2) Good: Recompiling software to use software floating point should give fair FP performance and should work on standard PPC hardware with or without an FPU. This is software FP usually using a floating point library provided by the compiler.
3) Poor: Emulation or JIT emulation of the standard PPC FPU gives fair performance without recompiling but with much development time, overhead and resources used for the emulation and possibly bugs or problems due to the complexity. The results of this method were not shown in the article you linked.
4) Bad: Trapping all the standard PPC FPU instructions and emulation of the standard FPU has major overhead for each trapped instruction but recompiling is not needed and it is simpler than (JIT) emulation. The results of this method would be the FastFPE and NWFPE method in the article you linked.

[Iggy]

... Bad: Trapping all the standard PPC FPU instructions and emulation of the standard FPU has major overhead for each trapped instruction but recompiling is not needed...

-
Uh oh.

[Spectre660]

Just tested - Its fast enough to play back an MP3 ok.

-
Uh oh.

[duga]

Just tested - Its fast enough to play back an MP3 ok.

And 720p@Youtube?

[Spectre660]

With Linux Mplayer SPE binary yes.
regular Linux Mplayer video not working with emulation under powerpc32 .

And 720p@Youtube?

[Iggy]

With Linux Mplayer SPE binary yes.
regular Linux Mplayer video not working with emulation under powerpc32 .

OK, its a start.
Maybe Hyperion needs your input as recompilation seems to be the best course with this cpu.
Recompiling what can be, and resorting to trapping/emulation as only a secondary method for execution.

[nicholas]

OK, its a start.
Maybe Hyperion needs your input as recompilation seems to be the best course with this cpu.
Recompiling what can be, and resorting to trapping/emulation as only a secondary method for execution.

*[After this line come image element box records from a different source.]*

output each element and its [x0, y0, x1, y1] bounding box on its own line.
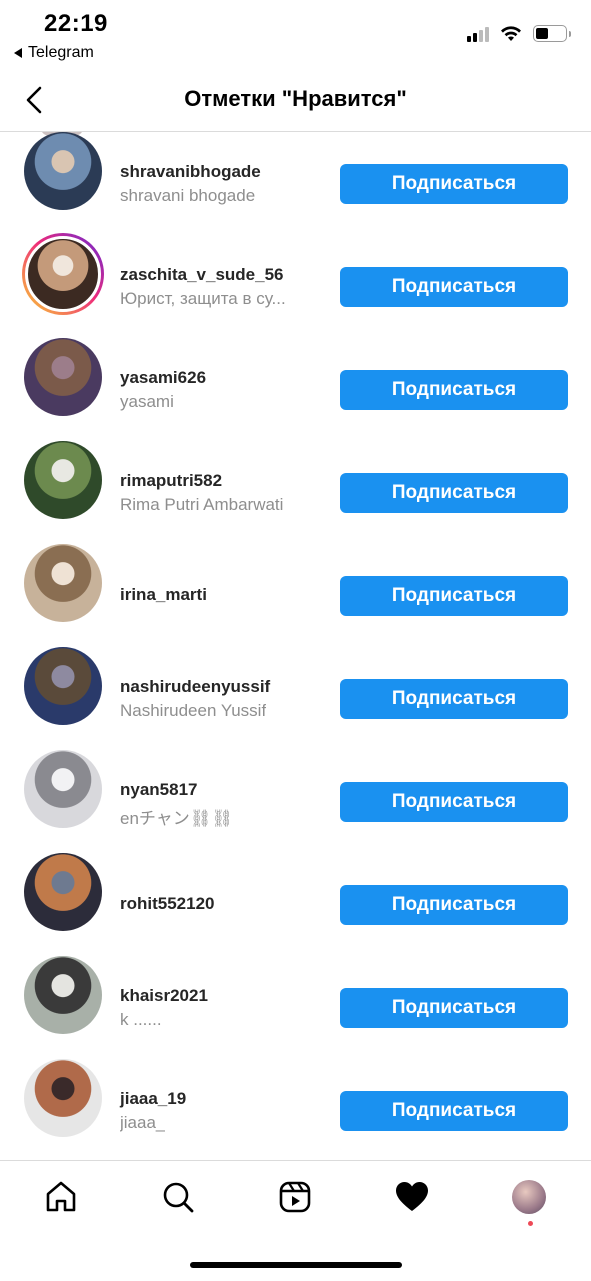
list-item[interactable]: rohit552120 Подписаться — [0, 837, 591, 940]
profile-avatar — [512, 1180, 546, 1214]
status-bar: 22:19 Telegram — [0, 0, 591, 70]
avatar-container[interactable] — [22, 954, 104, 1036]
home-icon — [46, 1181, 76, 1212]
avatar-story-ring[interactable] — [22, 233, 104, 315]
search-icon — [163, 1182, 194, 1213]
tab-activity[interactable] — [392, 1177, 432, 1217]
follow-button[interactable]: Подписаться — [340, 267, 568, 307]
username[interactable]: rohit552120 — [120, 894, 215, 914]
avatar-container[interactable] — [22, 132, 104, 212]
follow-button[interactable]: Подписаться — [340, 576, 568, 616]
cellular-signal-icon — [467, 24, 489, 42]
follow-button[interactable]: Подписаться — [340, 370, 568, 410]
avatar — [24, 853, 102, 931]
username[interactable]: irina_marti — [120, 585, 207, 605]
page-title: Отметки "Нравится" — [184, 86, 407, 111]
list-item[interactable]: irina_marti Подписаться — [0, 528, 591, 631]
full-name: jiaaa_ — [120, 1113, 166, 1132]
list-item[interactable]: shravanibhogade shravani bhogade Подписать… — [0, 132, 591, 219]
avatar-container[interactable] — [22, 851, 104, 933]
avatar — [24, 132, 102, 210]
full-name: Nashirudeen Yussif — [120, 701, 267, 720]
tab-reels[interactable] — [275, 1177, 315, 1217]
list-item[interactable]: jiaaa_19 jiaaa_ Подписаться — [0, 1043, 591, 1146]
follow-button[interactable]: Подписаться — [340, 164, 568, 204]
list-item[interactable]: yasami626 yasami Подписаться — [0, 322, 591, 425]
likes-list[interactable]: shravanibhogade shravani bhogade Подписать… — [0, 132, 591, 1160]
avatar-container[interactable] — [22, 542, 104, 624]
avatar-container[interactable] — [22, 748, 104, 830]
avatar — [24, 647, 102, 725]
follow-button[interactable]: Подписаться — [340, 885, 568, 925]
full-name: enチャン⛓⛓ — [120, 809, 233, 828]
follow-button[interactable]: Подписаться — [340, 679, 568, 719]
avatar — [24, 750, 102, 828]
list-item[interactable]: zaschita_v_sude_56 Юрист, защита в су... П… — [0, 219, 591, 322]
avatar-container[interactable] — [22, 439, 104, 521]
username[interactable]: nyan5817 — [120, 780, 198, 800]
wifi-icon — [501, 26, 521, 41]
list-item[interactable]: nyan5817 enチャン⛓⛓ Подписаться — [0, 734, 591, 837]
full-name: Rima Putri Ambarwati — [120, 495, 284, 514]
username[interactable]: yasami626 — [120, 368, 206, 388]
status-time: 22:19 — [44, 10, 108, 37]
follow-button[interactable]: Подписаться — [340, 988, 568, 1028]
username[interactable]: rimaputri582 — [120, 471, 222, 491]
battery-icon — [533, 24, 571, 42]
username[interactable]: zaschita_v_sude_56 — [120, 265, 284, 285]
system-icons — [467, 24, 571, 42]
avatar — [24, 338, 102, 416]
avatar — [24, 956, 102, 1034]
tab-profile[interactable] — [509, 1177, 549, 1217]
avatar — [24, 441, 102, 519]
avatar — [25, 236, 101, 312]
tab-search[interactable] — [158, 1177, 198, 1217]
avatar-container[interactable] — [22, 1057, 104, 1139]
avatar — [24, 1059, 102, 1137]
follow-button[interactable]: Подписаться — [340, 782, 568, 822]
tab-home[interactable] — [41, 1177, 81, 1217]
navigation-header: Отметки "Нравится" — [0, 70, 591, 132]
follow-button[interactable]: Подписаться — [340, 1091, 568, 1131]
back-triangle-icon — [14, 48, 22, 58]
avatar-container[interactable] — [22, 645, 104, 727]
follow-button[interactable]: Подписаться — [340, 473, 568, 513]
list-item[interactable]: nashirudeenyussif Nashirudeen Yussif Подпи… — [0, 631, 591, 734]
avatar-container[interactable] — [22, 336, 104, 418]
avatar — [24, 544, 102, 622]
reels-icon — [279, 1181, 311, 1213]
full-name: yasami — [120, 392, 174, 411]
full-name: k ...... — [120, 1010, 162, 1029]
full-name: shravani bhogade — [120, 186, 256, 205]
username[interactable]: nashirudeenyussif — [120, 677, 270, 697]
list-item[interactable]: rimaputri582 Rima Putri Ambarwati Подписат… — [0, 425, 591, 528]
username[interactable]: jiaaa_19 — [120, 1089, 186, 1109]
username[interactable]: khaisr2021 — [120, 986, 208, 1006]
back-app-label: Telegram — [28, 44, 94, 61]
list-item[interactable]: khaisr2021 k ...... Подписаться — [0, 940, 591, 1043]
username[interactable]: shravanibhogade — [120, 162, 261, 182]
back-to-app-link[interactable]: Telegram — [14, 44, 94, 62]
full-name: Юрист, защита в су... — [120, 289, 286, 308]
profile-notification-dot — [528, 1221, 533, 1226]
home-indicator — [190, 1262, 402, 1268]
heart-icon — [396, 1182, 428, 1211]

Perhaps having the entire OS as shipped by Hyperion recompiled specifically for this CPU and then just having trapping for third party binaries that the end user installs might be a good compromise?

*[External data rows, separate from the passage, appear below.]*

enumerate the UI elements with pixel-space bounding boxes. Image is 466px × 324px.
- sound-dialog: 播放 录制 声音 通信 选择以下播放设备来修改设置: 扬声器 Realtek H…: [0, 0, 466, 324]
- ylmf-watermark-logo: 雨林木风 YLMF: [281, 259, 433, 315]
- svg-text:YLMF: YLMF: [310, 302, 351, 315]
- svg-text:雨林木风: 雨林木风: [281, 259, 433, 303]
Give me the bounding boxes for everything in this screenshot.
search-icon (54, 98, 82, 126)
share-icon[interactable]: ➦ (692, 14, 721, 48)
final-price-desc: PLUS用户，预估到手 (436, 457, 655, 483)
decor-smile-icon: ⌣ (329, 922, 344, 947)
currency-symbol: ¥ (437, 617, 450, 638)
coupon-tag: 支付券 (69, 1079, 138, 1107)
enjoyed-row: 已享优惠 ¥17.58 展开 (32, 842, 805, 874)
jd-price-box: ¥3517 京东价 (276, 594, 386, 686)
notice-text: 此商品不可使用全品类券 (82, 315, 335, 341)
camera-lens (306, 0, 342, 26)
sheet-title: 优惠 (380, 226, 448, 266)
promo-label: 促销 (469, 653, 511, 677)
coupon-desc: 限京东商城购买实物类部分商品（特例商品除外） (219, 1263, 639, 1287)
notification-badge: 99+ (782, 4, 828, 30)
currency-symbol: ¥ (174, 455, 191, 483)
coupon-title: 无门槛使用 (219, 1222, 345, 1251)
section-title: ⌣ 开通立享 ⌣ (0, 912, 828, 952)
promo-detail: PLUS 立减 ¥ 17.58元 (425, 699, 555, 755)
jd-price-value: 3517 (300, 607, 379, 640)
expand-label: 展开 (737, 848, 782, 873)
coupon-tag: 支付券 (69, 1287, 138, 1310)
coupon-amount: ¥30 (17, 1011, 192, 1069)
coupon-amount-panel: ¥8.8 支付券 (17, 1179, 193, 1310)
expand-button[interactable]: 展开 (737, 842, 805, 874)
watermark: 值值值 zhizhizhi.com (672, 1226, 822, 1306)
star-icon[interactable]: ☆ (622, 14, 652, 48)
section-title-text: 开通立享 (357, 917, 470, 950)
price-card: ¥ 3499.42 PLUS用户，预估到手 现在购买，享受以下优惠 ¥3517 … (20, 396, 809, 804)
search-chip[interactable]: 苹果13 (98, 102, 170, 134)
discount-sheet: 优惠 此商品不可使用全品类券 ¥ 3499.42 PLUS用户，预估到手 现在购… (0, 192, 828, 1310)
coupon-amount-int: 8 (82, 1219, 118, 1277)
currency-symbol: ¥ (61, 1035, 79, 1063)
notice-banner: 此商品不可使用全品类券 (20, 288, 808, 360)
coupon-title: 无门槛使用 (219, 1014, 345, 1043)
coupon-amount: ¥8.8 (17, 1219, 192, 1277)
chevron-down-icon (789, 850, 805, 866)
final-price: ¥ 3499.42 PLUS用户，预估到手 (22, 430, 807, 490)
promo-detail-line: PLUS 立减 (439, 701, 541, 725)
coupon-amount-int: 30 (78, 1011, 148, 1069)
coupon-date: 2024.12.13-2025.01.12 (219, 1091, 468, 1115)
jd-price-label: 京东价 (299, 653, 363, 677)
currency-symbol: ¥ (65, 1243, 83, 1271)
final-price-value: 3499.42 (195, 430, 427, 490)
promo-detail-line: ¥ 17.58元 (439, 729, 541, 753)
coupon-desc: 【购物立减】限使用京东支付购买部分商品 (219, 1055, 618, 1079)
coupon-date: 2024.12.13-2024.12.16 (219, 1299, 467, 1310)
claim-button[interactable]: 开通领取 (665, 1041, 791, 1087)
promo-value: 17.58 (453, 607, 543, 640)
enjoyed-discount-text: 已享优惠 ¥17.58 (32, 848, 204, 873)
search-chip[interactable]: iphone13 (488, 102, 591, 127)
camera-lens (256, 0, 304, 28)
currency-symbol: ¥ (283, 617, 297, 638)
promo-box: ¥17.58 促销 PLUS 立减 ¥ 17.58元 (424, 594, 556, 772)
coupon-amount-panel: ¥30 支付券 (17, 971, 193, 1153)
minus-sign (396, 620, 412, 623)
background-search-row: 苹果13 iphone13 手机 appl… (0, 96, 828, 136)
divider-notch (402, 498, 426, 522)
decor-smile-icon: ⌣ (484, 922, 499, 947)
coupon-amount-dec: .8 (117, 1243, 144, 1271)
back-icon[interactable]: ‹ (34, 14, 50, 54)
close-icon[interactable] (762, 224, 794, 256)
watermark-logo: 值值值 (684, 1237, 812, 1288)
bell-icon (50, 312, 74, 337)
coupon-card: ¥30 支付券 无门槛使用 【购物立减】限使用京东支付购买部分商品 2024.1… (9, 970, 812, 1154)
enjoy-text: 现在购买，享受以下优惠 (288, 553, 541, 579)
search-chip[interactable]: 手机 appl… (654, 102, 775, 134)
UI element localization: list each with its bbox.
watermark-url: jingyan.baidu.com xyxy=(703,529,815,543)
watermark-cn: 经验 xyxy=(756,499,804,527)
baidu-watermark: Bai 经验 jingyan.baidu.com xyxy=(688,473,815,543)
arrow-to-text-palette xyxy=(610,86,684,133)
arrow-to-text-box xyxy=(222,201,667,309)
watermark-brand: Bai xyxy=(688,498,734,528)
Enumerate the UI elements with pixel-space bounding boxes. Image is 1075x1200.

Plus third party devs can always ship two binaries with their future releases as was the case with 040/060 specific builds in the past.

[matthey]

Perhaps having the entire OS as shipped by Hyperion recompiled specifically for this CPU and then just having trapping for third party binaries that the end user installs might be a good compromise?

Most of the AmigaOS does not need floating point so only a few modules need to be recompiled. A modified version of AmigaOS is already needed for standard PPC FPU trap support and emulation. This is not a problem.

Plus third party devs can always ship two binaries with their future releases as was the case with 040/060 specific builds in the past.

Right. It's more work and time for developers but this is the best option when there is so much difference in floating point performance between full trapping and recompiling. The partial FPU trapping of the 68040 or 68060 for 6888x instructions usually provides better performance than the 6888x and usually with less than a 20% performance loss compared to recompiling for the 68040 or 68060 FPU.

[EvilGuy]

If you are not up to challenges presented by hardware or software limitations, then you probably shouldn't code at all.

The challenges with developing for the Amiga aren't hardware or software related..

[nicholas]

Most of the AmigaOS does not need floating point so only a few modules need to be recompiled. A modified version of AmigaOS is already needed for standard PPC FPU trap support and emulation. This is not a problem.



Right. It's more work and time for developers but this is the best option when there is so much difference in floating point performance between full trapping and recompiling. The partial FPU trapping of the 68040 or 68060 for 6888x instructions usually provides better performance than the 6888x and usually with less than a 20% performance loss compared to recompiling for the 68040 or 68060 FPU.

Sounds like this would be the least worst way forward then. IIRC something similar is already in place for the X1000 boards because of missing/modified CPU instructions and the same for G5 specific builds on MorphOS. (Recompiled CPU specific builds that is, not trapping.)